Donc, méfiance, quand, au détour de l’allée pleine de vie d’un marché en Provence l’été, vos yeux et vos narines sont attirés par de très jolis saucissons dont on vous garantit la production artisanale! En revanche, si, d’aventure, vos pas vous menaient sur le beau et grand marché de Pont-Saint-Esprit, ville située en Gard rhodanien, alors, faîtes un tour au grand étal situé à la droite de la fontaine du coq, le long des allées Mistral. Nous avons fait une consommation assez éhontée de leur saucisson extra-maigre dont ma belle-mère a cherché, sans succès, je crois, à percer le mystère de la provenance. Samedi matin, devant l’insistance de Victoire qui sait que je ne consomme plus de produits carnés, j’ai accepté de goûter son saucisson au poivre et il était délicieux! En dégustant quelques tranches, les souvenirs d’apéritifs partagés avec nos familles, nos amis, dans la cour mi-soleil mi-ombre mi-figue mi-raisin de la bonne et vieille maison de Pont sont revenus: Muscat de Beaumes de Venise, olives de Nyons, tapenade au basilic et saucisson extra-maigre.

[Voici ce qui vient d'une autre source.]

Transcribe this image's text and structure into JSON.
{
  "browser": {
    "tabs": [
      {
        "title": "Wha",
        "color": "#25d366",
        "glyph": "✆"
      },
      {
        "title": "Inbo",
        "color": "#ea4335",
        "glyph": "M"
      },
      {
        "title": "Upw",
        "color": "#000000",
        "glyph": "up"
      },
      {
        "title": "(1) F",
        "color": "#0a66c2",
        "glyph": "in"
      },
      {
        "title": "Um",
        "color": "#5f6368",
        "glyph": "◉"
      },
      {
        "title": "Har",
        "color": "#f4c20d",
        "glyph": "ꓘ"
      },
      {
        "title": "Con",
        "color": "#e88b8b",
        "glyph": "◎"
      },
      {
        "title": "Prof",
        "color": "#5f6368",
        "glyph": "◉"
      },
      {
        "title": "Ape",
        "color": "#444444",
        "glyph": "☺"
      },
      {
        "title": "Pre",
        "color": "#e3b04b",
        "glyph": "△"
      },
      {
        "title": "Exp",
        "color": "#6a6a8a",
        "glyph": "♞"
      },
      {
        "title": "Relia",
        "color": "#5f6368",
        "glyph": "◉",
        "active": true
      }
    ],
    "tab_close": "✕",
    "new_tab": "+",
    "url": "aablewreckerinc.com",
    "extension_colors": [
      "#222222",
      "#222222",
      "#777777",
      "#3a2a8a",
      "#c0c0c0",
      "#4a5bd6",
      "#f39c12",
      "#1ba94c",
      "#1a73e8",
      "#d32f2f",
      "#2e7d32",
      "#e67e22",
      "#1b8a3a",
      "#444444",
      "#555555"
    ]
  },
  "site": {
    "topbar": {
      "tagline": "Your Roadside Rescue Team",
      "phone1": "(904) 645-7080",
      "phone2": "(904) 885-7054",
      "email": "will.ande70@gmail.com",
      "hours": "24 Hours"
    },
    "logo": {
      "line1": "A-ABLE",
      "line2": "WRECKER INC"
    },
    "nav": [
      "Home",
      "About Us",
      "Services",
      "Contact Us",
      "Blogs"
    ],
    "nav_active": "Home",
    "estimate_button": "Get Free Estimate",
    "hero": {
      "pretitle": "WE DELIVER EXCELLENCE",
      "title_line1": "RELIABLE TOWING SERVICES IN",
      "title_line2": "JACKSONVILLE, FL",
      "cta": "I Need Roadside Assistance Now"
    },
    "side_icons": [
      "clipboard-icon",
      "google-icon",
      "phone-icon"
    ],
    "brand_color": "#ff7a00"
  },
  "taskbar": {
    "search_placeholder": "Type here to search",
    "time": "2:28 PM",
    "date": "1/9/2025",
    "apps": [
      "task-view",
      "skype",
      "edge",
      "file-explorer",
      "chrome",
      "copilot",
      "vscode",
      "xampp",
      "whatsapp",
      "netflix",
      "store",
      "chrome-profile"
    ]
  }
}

Grâce à Inernet, nous avons pu suivre les aventures de Victoire, de ses amis et de tout le groupe des élèves de cinquième encadrés par quatre professeurs, deux professeurs de technologie, un professeur d’anglais et un professeur d’éducation physique et sportive. La plupart des collégiens faisaient leurs premières armes sur des skis. Victoire et six autres élèves skiaient avec leurs professeurs au départ de la station du Mont-Dore que domine le Puy de Sancy culminant à 1886 mètres. Le Mont-Dore est l’une des plus anciennes stations de ski en France. Son premier téléphérique a été inauguré en 1937. Si la neige est tombée sur la fin de leur séjour, elle a manqué pour que certaines des activités soient pratiquées dans des conditions optimales. Victoire m’a beaucoup amusée en me racontant que faute de neige, ses raquettes lui avaient donné le sentiment de traîner des serpillères. Les enfants n’ont pas pu expérimenter le chien de traineau mais ils ont découvert le canicross. Les enfants étaient, seul ou en binôme, accrochés à une laisse et tiré par un chien. Cette activité est infiniment plus physique car les chiens sont très puissants et incroyablement sportifs. Sur la vidéo, on voyait que les enfants, au début, avaient du mal à trouver le bon rythme avec les chiens qui, de leur côté, devaient sentir qu’ils n’avaient pas à faire à des adultes. Victoire a adoré le biathlon qui associe la pratique du ski de fond et le tir avec une carabine. Tous les jours, deux fois par jour, Victoire appelait pour nous faire partager ce qu’elle vivait. Toutes ses phrases étaient ponctuées de « trop cool », « trop super », « trop génial ». Bref, Victoire était heureuse!

La journée a filé sans soleil. Je finis ma chronique. Victoire n’a presque plus de voix. Céleste a semé des dizaines de mouchoirs en papier dans sa chambre. Stéphane a mal partout. Louis, Fantôme et moi sommes en forme. A chaque rentrée, les professeurs qui organisent et encadrent le séjour en Auvergne ne sont pas assurés de pouvoir reconduire le séjour. J’espère que Louis, dans un peu moins de deux ans et les élèves avant et après lui auront eux aussi la chance de se fabriquer tous ces magnifiques souvenirs! J’en profite pour remercier chaleureusement tous les professeurs de France et de Navarre qui acceptent de partir avec leurs élèves et de leur offrir tant de bonheur. C’est une très lourde responsabilité et les enfants d’aujourd’hui (et leurs parents!) ne sont plus ceux d’hier!